In the basement of East Tech High School on Cleveland’s East Side is a once state-of-the-art indoor track. These days the finish lines are fading. On the infield is a weight room where the benches have frayed upholstery and the dumbbells are mismatched.
The boys track and field roster at East Tech is pretty bare. The team lacks standard racing shoes and practice apparel and many of the student-athletes are unfamiliar with track strategy like understanding the lanes and how to use starting blocks.
East Tech Boys track and field head coach Michael Hardaway is unbothered by these hurdles.
When it comes to weightlifting, he knows it doesn’t matter how old the barbells are: 50 pounds is 50 pounds.
“I love this stage of it. This is the beautiful part, the humble beginnings, building the culture,” Hardaway said. “Certain things that are going to stump you for a minute, but you got to get back on your horse and you got to keep going. I preach that all the time.”
East Tech is located in one of Cleveland’s poorest neighborhoods. The Cleveland Metropolitan School District is facing budget cuts that aren’t expected to affect athletics in the short term, but it still has some worried about the long-term future of extracurriculars.
Through all of that, the team turned to its history to rebuild its storied programs. One of the historical lessons of track and field is that you can triumph over adversity.
Teaching track history lessons at East Tech
In 1936, athletes from around the world gathered at the Summer Olympics held in Berlin, Germany. Nazi flags — red with a white disc and a black swastika were draped around the arena like wallpaper, archival footage shows.
A young Clevelander named Jesse Owens took the track and field world by storm and the 1936 games were his keystone.
Owens didn’t just nullify Hitler’s Nazi athletic agenda, he destroyed it, winning four gold medals in the 100-meter dash, the 200-meter dash, the four-by-100-meter relay race and the broad jump. And he did it all in a stadium full of spectators controlled by a regime that believed Black people like him were inferior.
“The competition was grand,” Owens told a newsreel in 1936. "I am very glad to come out on top.
But before all of that, Owens ran for East Tech High.
“Having probably the greatest Olympian ever to come from your high school, there’s nothing like it,” Hardaway said. “I’m always going to preach the gospel of Jesse Owens.”
Hardaway sought the head coaching job at East Tech after learning about its vacancy last year.
"We don’t have a boys team? At the home of Jesse Owens?"
“I was like, 'Where the boys at? We don’t have a boys team?'” Hardaway said. “At the home of Jesse Owens? That’s unacceptable.”
The East Tech boys track and field team hasn’t existed for a while. COVID-19 wiped out sports district-wide in 2020 — and an effort to bring the team back in 2022 was short-lived, according to Hardaway.
Hardaway said it was his duty to celebrate Owens and the best way to do it was by reviving the boys track and field team.
“We’re going to put some pride back into our school,” Hardaway said.
People in Northeast Ohio idolize their Black sports legends like basketball star LeBron James and football great Jim Brown. But Owens, who broke barriers for Black athletes during Jim Crow and stood up to Nazism along with other Black and Jewish teammates isn’t as celebrated.
“In 75 years or so, will Cleveland forget LeBron? In 75 years, did Cleveland forget Jim Brown?” said Cleveland City Council president Blaine Griffin.

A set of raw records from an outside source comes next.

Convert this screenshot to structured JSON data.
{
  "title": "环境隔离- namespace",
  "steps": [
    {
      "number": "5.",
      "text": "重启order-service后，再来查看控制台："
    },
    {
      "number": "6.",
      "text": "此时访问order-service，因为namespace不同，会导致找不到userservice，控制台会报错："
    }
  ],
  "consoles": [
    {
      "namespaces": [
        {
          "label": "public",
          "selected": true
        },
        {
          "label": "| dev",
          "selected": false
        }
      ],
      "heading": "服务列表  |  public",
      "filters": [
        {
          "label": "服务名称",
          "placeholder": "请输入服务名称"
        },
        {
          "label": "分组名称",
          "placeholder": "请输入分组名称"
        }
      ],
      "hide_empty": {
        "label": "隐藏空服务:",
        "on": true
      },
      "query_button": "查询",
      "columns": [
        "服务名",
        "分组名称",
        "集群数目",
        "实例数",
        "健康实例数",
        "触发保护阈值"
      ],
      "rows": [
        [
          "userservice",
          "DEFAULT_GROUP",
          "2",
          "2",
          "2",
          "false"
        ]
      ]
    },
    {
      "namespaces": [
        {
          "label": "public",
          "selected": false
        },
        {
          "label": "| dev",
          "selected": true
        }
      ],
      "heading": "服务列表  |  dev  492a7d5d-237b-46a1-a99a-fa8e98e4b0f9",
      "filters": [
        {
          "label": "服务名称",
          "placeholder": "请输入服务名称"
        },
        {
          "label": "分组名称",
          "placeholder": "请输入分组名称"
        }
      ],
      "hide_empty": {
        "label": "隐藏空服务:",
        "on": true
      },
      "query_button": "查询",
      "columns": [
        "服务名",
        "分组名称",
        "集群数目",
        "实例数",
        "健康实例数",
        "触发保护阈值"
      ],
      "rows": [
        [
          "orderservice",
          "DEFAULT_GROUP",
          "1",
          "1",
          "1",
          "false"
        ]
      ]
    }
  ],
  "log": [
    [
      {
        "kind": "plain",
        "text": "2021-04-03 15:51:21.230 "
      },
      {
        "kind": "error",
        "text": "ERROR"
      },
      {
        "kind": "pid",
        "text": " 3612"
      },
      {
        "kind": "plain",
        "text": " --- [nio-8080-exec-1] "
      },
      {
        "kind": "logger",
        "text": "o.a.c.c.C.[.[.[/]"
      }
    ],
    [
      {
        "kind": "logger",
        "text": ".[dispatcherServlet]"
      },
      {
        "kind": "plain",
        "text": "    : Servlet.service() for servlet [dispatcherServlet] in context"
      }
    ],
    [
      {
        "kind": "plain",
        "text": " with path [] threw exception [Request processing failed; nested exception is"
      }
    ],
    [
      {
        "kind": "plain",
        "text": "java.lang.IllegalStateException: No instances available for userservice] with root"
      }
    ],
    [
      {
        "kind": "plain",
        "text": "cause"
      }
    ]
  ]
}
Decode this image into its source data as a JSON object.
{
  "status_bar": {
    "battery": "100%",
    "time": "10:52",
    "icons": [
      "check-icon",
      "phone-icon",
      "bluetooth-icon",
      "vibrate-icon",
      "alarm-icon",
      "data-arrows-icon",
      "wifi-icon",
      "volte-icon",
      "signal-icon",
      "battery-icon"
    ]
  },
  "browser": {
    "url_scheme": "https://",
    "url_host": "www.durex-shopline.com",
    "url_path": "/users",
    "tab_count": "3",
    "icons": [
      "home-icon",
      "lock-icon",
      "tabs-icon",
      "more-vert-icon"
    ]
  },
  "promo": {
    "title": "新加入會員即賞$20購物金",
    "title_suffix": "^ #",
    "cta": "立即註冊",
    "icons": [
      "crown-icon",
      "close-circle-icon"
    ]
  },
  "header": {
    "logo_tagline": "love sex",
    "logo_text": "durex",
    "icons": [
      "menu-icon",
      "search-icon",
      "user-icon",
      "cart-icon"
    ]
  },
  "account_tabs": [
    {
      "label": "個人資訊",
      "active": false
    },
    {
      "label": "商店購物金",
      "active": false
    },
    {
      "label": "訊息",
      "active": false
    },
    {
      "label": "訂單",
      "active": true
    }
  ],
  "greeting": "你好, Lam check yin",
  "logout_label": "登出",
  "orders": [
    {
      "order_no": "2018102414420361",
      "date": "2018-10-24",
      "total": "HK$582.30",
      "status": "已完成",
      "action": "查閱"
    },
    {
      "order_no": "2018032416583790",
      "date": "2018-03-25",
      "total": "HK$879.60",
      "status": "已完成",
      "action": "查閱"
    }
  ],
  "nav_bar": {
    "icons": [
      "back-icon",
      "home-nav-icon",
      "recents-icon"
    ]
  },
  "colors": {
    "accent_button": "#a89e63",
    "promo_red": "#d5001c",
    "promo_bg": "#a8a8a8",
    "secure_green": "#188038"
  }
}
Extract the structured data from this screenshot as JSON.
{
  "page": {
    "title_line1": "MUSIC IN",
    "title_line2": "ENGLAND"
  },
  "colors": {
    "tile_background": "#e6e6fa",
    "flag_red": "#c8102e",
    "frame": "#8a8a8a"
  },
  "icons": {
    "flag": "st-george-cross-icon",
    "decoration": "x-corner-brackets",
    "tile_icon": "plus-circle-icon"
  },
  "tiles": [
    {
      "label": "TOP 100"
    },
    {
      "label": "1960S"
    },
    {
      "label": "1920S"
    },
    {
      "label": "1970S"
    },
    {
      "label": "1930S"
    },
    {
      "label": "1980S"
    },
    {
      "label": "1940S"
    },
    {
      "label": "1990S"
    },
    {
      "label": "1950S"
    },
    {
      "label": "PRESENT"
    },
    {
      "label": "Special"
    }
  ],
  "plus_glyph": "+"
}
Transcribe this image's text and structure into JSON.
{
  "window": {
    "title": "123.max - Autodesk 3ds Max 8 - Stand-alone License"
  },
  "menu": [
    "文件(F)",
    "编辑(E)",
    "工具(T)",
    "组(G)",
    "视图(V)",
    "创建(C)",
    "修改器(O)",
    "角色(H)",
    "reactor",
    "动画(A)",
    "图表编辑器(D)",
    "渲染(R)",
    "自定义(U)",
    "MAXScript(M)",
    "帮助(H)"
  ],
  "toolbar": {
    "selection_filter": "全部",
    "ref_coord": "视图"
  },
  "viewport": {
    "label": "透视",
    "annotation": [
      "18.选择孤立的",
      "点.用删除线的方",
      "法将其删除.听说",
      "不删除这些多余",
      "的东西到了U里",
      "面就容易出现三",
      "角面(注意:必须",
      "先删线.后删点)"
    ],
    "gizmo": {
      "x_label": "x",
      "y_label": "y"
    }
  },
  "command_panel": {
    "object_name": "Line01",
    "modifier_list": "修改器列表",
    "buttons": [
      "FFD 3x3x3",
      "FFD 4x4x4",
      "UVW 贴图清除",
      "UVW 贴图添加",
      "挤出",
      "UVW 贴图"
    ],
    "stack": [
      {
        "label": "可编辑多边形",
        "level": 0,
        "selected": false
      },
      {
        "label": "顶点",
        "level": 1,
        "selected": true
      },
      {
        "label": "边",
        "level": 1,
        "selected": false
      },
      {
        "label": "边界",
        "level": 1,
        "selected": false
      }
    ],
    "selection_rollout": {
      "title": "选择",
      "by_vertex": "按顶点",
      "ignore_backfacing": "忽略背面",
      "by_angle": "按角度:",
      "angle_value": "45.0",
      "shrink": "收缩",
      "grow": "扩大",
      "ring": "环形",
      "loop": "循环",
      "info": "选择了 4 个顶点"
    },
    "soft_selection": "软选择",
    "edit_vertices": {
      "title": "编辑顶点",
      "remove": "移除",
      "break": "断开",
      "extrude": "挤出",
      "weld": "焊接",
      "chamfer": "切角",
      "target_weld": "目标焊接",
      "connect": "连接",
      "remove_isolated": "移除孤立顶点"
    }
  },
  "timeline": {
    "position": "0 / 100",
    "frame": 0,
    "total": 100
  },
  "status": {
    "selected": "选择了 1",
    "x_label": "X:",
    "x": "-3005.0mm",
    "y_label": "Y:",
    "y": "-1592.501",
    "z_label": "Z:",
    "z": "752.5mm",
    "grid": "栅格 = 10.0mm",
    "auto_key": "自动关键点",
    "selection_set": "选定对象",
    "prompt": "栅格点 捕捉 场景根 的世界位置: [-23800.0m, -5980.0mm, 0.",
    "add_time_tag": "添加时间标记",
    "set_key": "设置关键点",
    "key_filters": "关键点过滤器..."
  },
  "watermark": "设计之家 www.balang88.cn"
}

Griffin wants to ensure that Owens, who ran for Ohio State University after East Tech High School, gets his due. In May, Council passed an ordinance to make the Olympian’s childhood home on East 100th St. a local landmark.
“To let everybody know that Black excellence can come from these communities that are experiencing so much of a drought of resources is just important,” Griffin said.
“We need that legacy."
Coach Hardaway holds Owens up as an example — and not just as a runner.
“We continue to preserve his legacy to the younger generation that may not be as familiar with Jesse Owens and the things he’s accomplished on and off the track,” Hardaway said.
Student-athletes, like freshman Zikei Harris, are buying into the revival.
“It’s time to bring it back at East Tech where it’s supposed to be,” Harris said. “We need that legacy. We need track because without track there’s no East Tech for real."
Reviving the team honors Owens, team members say. The Jesse Owens silhouette on their Brown and gold uniforms honors him, too. But this team also wants to win the way East Tech used to win.
The track and field team won 27 conference titles in 33 years from 1931 to 1964 — a streak of greatness started by Jesse Owens.
“I look up to him. I want to break his record and try to improve upon what he did and make another legacy behind his,” Harris said. “It’s just amazing because he was here. He started from here and ended up there. So now I got to start from here and end up where he was at.”
Updated Tuesday, May 7, 2024, 11:50 a.m.: An earlier version of this story incorrectly stated the date when Cleveland City Council approved an ordinance naming Owens' home a Cleveland landmark.